Successfully navigating the college experience is not easy, particularly for today’s students. Knowing where and from whom to get help can mean the difference between success or failure for students of color and those with low incomes who are opportunity youth, adults, parents, immigrants, first-generation college attendees, or justice-impacted individuals. Students find that pursuing a postsecondary credential can be more challenging than it needs to be without the proper guidance on financial aid, academic supports, and course requirements for majors, along with access to child care services, mental health services, and other campus and community resources. As Congress considers reauthorizing the Higher Education Act (HEA), it must incentivize innovative approaches that create seamless, “equity-minded” pathways to success for today’s postsecondary students.
While close to 37 percent of college students are 25 and older, a quarter are parents, and 64 percent work while in school, most institutions still cater to the traditional 18- to 22-year-old student entering college for the first time. What’s more, institutions that enroll large concentrations of students with low incomes and students of color, including community colleges, are under-resourced, underfunded, and lack the capacity to provide every student with the personalized academic advising, counseling, and robust supports that help them succeed in college and beyond.
Counselors, faculty, and academic coaches who provide academic advising and counseling services on college campuses can foster healthy campus climates by helping students of color and immigrants feel a sense of belonging and get the high-quality education they deserve. Too often, students are left on their own to figure things out such as which courses to take, who to speak with in the financial aid office, where to access tutoring services, and how to connect to student organizations and other campus resources. As a result, many students with low incomes fall through the cracks, retake courses they have failed or withdrawn from, take longer to graduate, or leave school altogether.

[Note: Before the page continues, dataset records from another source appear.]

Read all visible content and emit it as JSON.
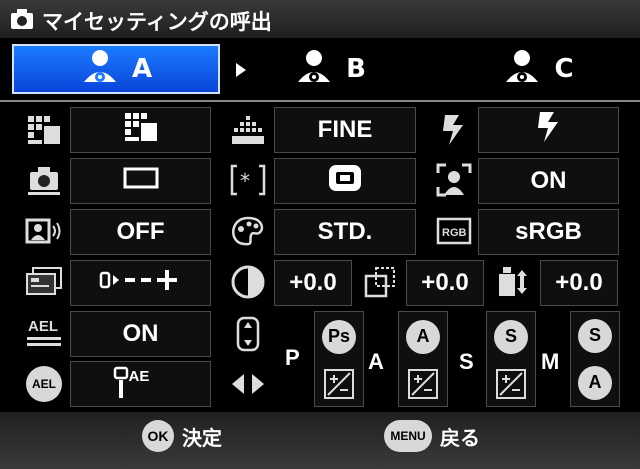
{
  "header": {
    "title": "マイセッティングの呼出",
    "icon": "camera-icon"
  },
  "tabs": [
    {
      "letter": "A",
      "icon": "myset-person-icon",
      "active": true
    },
    {
      "letter": "B",
      "icon": "myset-person-icon",
      "active": false
    },
    {
      "letter": "C",
      "icon": "myset-person-icon",
      "active": false
    }
  ],
  "settings": {
    "col1": {
      "aspect_value_icon": "aspect-grid-icon",
      "drive_value_icon": "single-frame-icon",
      "image_stabilizer": "OFF",
      "bracket_value_icon": "bracket-sequence-icon",
      "ael_lock": "ON",
      "ael_mode_icon": "ae-metering-icon"
    },
    "col2": {
      "quality": "FINE",
      "metering_value_icon": "metering-center-icon",
      "picture_mode": "STD.",
      "contrast": "+0.0",
      "sharpness": "+0.0",
      "saturation": "+0.0"
    },
    "col3": {
      "flash_value_icon": "flash-icon",
      "face_detect": "ON",
      "color_space": "sRGB"
    },
    "dial_labels": {
      "p": "P",
      "a": "A",
      "s": "S",
      "m": "M"
    },
    "dial_badges": {
      "p_top": "Ps",
      "a_top": "A",
      "s_top": "S",
      "m_top": "S",
      "m_bottom": "A"
    },
    "ael_badge": "AEL",
    "ael_underline_label": "AEL",
    "metering_sub": "AE"
  },
  "footer": {
    "ok_badge": "OK",
    "ok_label": "決定",
    "menu_badge": "MENU",
    "menu_label": "戻る"
  },
  "colors": {
    "active_tab": "#0a58f0",
    "background": "#000000",
    "box_border": "#4a4a4a"
  }
}
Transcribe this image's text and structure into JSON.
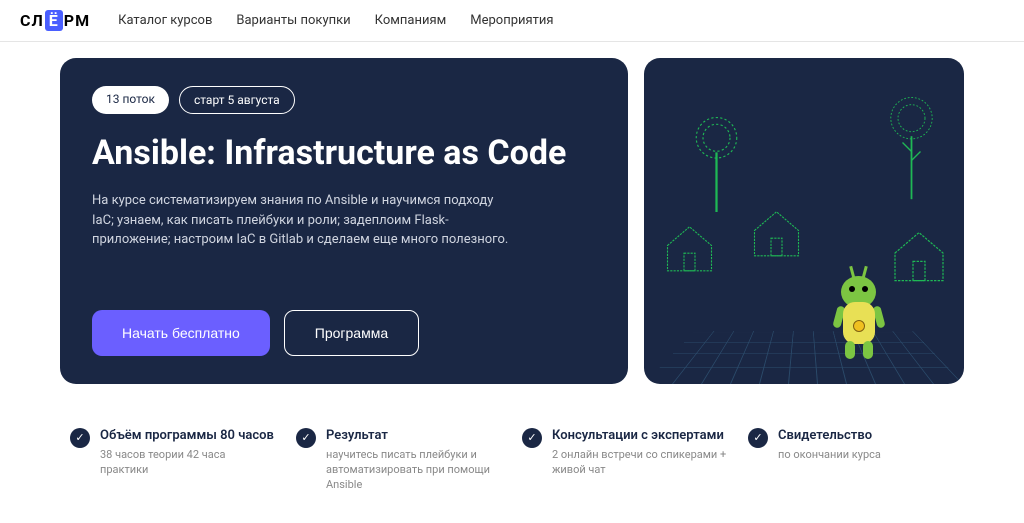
{
  "logo": {
    "part1": "СЛ",
    "part2": "Ё",
    "part3": "РМ"
  },
  "nav": {
    "items": [
      "Каталог курсов",
      "Варианты покупки",
      "Компаниям",
      "Мероприятия"
    ]
  },
  "hero": {
    "badge_stream": "13 поток",
    "badge_start": "старт 5 августа",
    "title": "Ansible: Infrastructure as Code",
    "description": "На курсе систематизируем знания по Ansible и научимся подходу IaC; узнаем, как писать плейбуки и роли; задеплоим Flask-приложение; настроим IaC в Gitlab и сделаем еще много полезного.",
    "btn_start": "Начать бесплатно",
    "btn_program": "Программа"
  },
  "features": [
    {
      "title": "Объём программы 80 часов",
      "desc": "38 часов теории\n42 часа практики"
    },
    {
      "title": "Результат",
      "desc": "научитесь писать плейбуки и автоматизировать при помощи Ansible"
    },
    {
      "title": "Консультации с экспертами",
      "desc": "2 онлайн встречи со спикерами + живой чат"
    },
    {
      "title": "Свидетельство",
      "desc": "по окончании курса"
    }
  ]
}
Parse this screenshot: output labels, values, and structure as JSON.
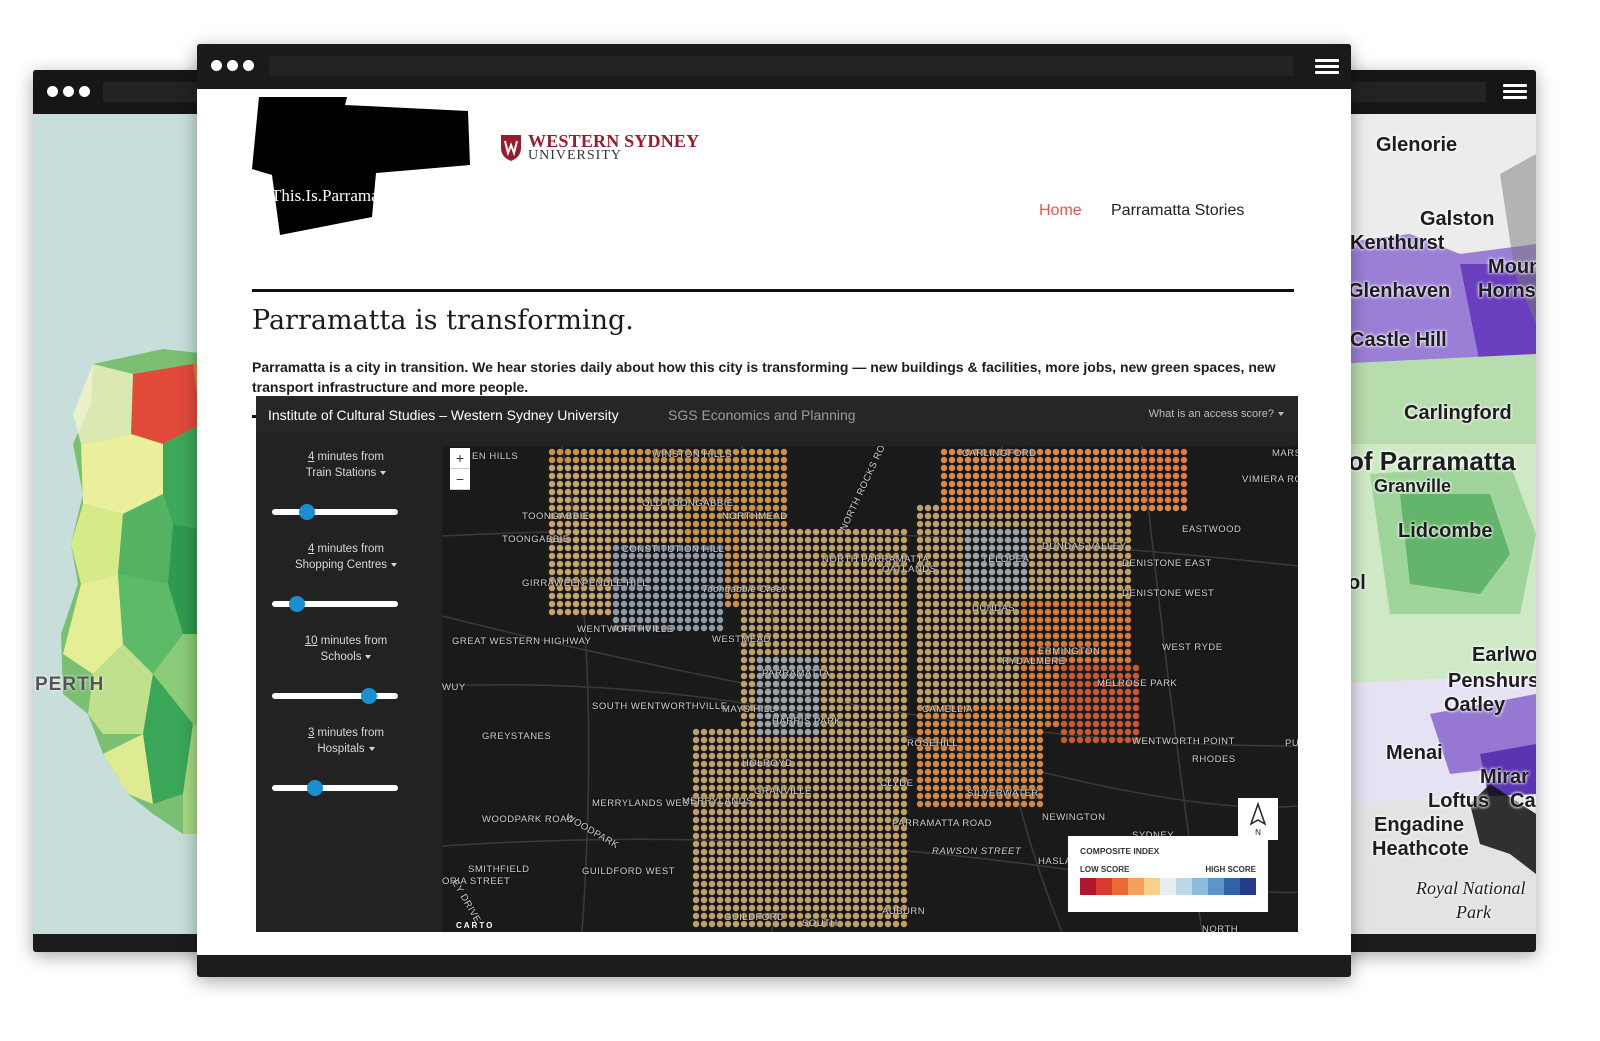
{
  "left_window": {
    "map_label": "PERTH"
  },
  "right_window": {
    "places": [
      "Glenorie",
      "Galston",
      "Kenthurst",
      "Mount",
      "Glenhaven",
      "Horns",
      "Castle Hill",
      "Carlingford",
      "of Parramatta",
      "Granville",
      "Lidcombe",
      "ol",
      "Earlwo",
      "Penshurs",
      "Oatley",
      "Menai",
      "Mirar",
      "Loftus",
      "Ca",
      "Engadine",
      "Heathcote",
      "Royal National",
      "Park"
    ]
  },
  "site": {
    "logo_text": "This.Is.Parramatta.",
    "partner_logo": {
      "line1": "WESTERN SYDNEY",
      "line2": "UNIVERSITY"
    },
    "nav": {
      "home": "Home",
      "stories": "Parramatta Stories"
    },
    "title": "Parramatta is transforming.",
    "intro": "Parramatta is a city in transition.  We hear stories daily about how this city is transforming — new buildings & facilities, more jobs, new green spaces, new transport infrastructure and more people."
  },
  "app": {
    "title": "Institute of Cultural Studies – Western Sydney University",
    "subtitle": "SGS Economics and Planning",
    "help_link": "What is an access score?",
    "controls": [
      {
        "minutes": "4",
        "suffix": " minutes from",
        "target": "Train Stations",
        "level": 0.28
      },
      {
        "minutes": "4",
        "suffix": " minutes from",
        "target": "Shopping Centres",
        "level": 0.2
      },
      {
        "minutes": "10",
        "suffix": " minutes from",
        "target": "Schools",
        "level": 0.77
      },
      {
        "minutes": "3",
        "suffix": " minutes from",
        "target": "Hospitals",
        "level": 0.34
      }
    ],
    "zoom": {
      "in": "+",
      "out": "−"
    },
    "map_labels": [
      "EN HILLS",
      "WINSTON HILLS",
      "CARLINGFORD",
      "MARSF",
      "VIMIERA ROAD",
      "NORTH ROCKS ROAD",
      "OLD TOONGABBIE",
      "TOONGABBIE",
      "NORTHMEAD",
      "EASTWOOD",
      "TOONGABBIE",
      "CONSTITUTION HILL",
      "NORTH PARRAMATTA",
      "OATLANDS",
      "TELOPEA",
      "DUNDAS VALLEY",
      "DENISTONE EAST",
      "GIRRAWEEN",
      "PENDLE HILL",
      "Toongabbie Creek",
      "DENISTONE WEST",
      "GREAT WESTERN HIGHWAY",
      "WENTWORTHVILLE",
      "DUNDAS",
      "WESTMEAD",
      "WEST RYDE",
      "ERMINGTON",
      "RYDALMERE",
      "PARRAMATTA",
      "WUY",
      "MELROSE PARK",
      "SOUTH WENTWORTHVILLE",
      "MAYS HILL",
      "CAMELLIA",
      "GREYSTANES",
      "HARRIS PARK",
      "ROSEHILL",
      "WENTWORTH POINT",
      "RHODES",
      "PUT",
      "HOLROYD",
      "SILVERWATER",
      "CLYDE",
      "GRANVILLE",
      "MERRYLANDS WEST",
      "MERRYLANDS",
      "NEWINGTON",
      "WOODPARK ROAD",
      "WOODPARK",
      "PARRAMATTA ROAD",
      "SYDNEY",
      "SMITHFIELD",
      "GUILDFORD WEST",
      "Haslams Creek",
      "RAWSON STREET",
      "ORIA STREET",
      "EY DRIVE",
      "GUILDFORD",
      "AUBURN",
      "SOUTH",
      "NORTH"
    ],
    "legend": {
      "title": "COMPOSITE INDEX",
      "low": "LOW SCORE",
      "high": "HIGH SCORE",
      "colors": [
        "#b0172f",
        "#d63b2d",
        "#ea6a36",
        "#f4a05a",
        "#f9d089",
        "#e9eef2",
        "#bcd7e8",
        "#8dbbdc",
        "#5b95c9",
        "#2f62a8",
        "#233d8c"
      ]
    },
    "north_label": "N",
    "carto": "CARTO"
  }
}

At the small liberal arts institution where I earned my bachelor’s degree, the academic deans provided personalized advising and knew us by name. They served as academic advisors, mentors, and guidance counselors when we were struggling in a course, having difficulty adjusting to campus life, or couldn’t afford college costs. My long-time mentor, who continues to be a friend to this day, was intentional about ensuring that all students—particularly students of color, students with low incomes, and first-generation students—succeeded. She helped me select a major, encouraged me to strengthen my relationships with faculty and participate in social justice organizations led by students of color, connected me to job opportunities, and made me feel cared for when I missed home. All students should experience this type of personalized advising, guidance, and mentoring in college.
To promote student success, states and higher education systems have begun scaling up innovative approaches to increase degree completion. Two promising holistic models for community colleges students include the Accelerated Study in Associates Program (ASAP) at the City University of New York (CUNY) and the Guided Pathways approach. Key components of these comprehensive models include structured pathways, personalized academic advising and counseling services, individualized academic plans, integrated academic and non-academic supports for educationally underprepared students, mechanisms to monitor student progress, and career exploration and/or services. In addition, the ASAP model also provides comprehensive financial supports, tutoring, tuition and mandatory fee waivers, metro cards, and financial assistance for textbooks.
However, missing from these promising approaches is an explicit focus on faculty and staff diversity. As Estela Mara Bensimon at University of Southern California points out, “data centric approaches that focus on structures, not people, to achieve more equitable outcomes” are not enough. With the nation’s college campuses enrolling greater numbers of historically underrepresented students and students with low incomes, innovative student success models must respond to these changing demographics and fully embrace the intersectionality of today’s students. Centering equity means hiring faculty, advisors, counselors, administrators, and peer mentors of color who can provide culturally responsive guidance and support, while also facilitating clear, guided pathways to postsecondary credentials, jobs paying family sustaining wages, or transfers to four-year institutions. Together, these strategies can help the increasing number of students of color and immigrants enrolling in college to move along pathways out of poverty.
As Congress works to reauthorize HEA, it must invest in holistic student success models that incorporate a strong anti-poverty, racial equity focus. These models must couple clear and guided pathways with comprehensive academic and financial supports. They must also connect students to public benefits, mental health services, cultural and community centers, and other campus and community resources that allow them to thrive in school and beyond.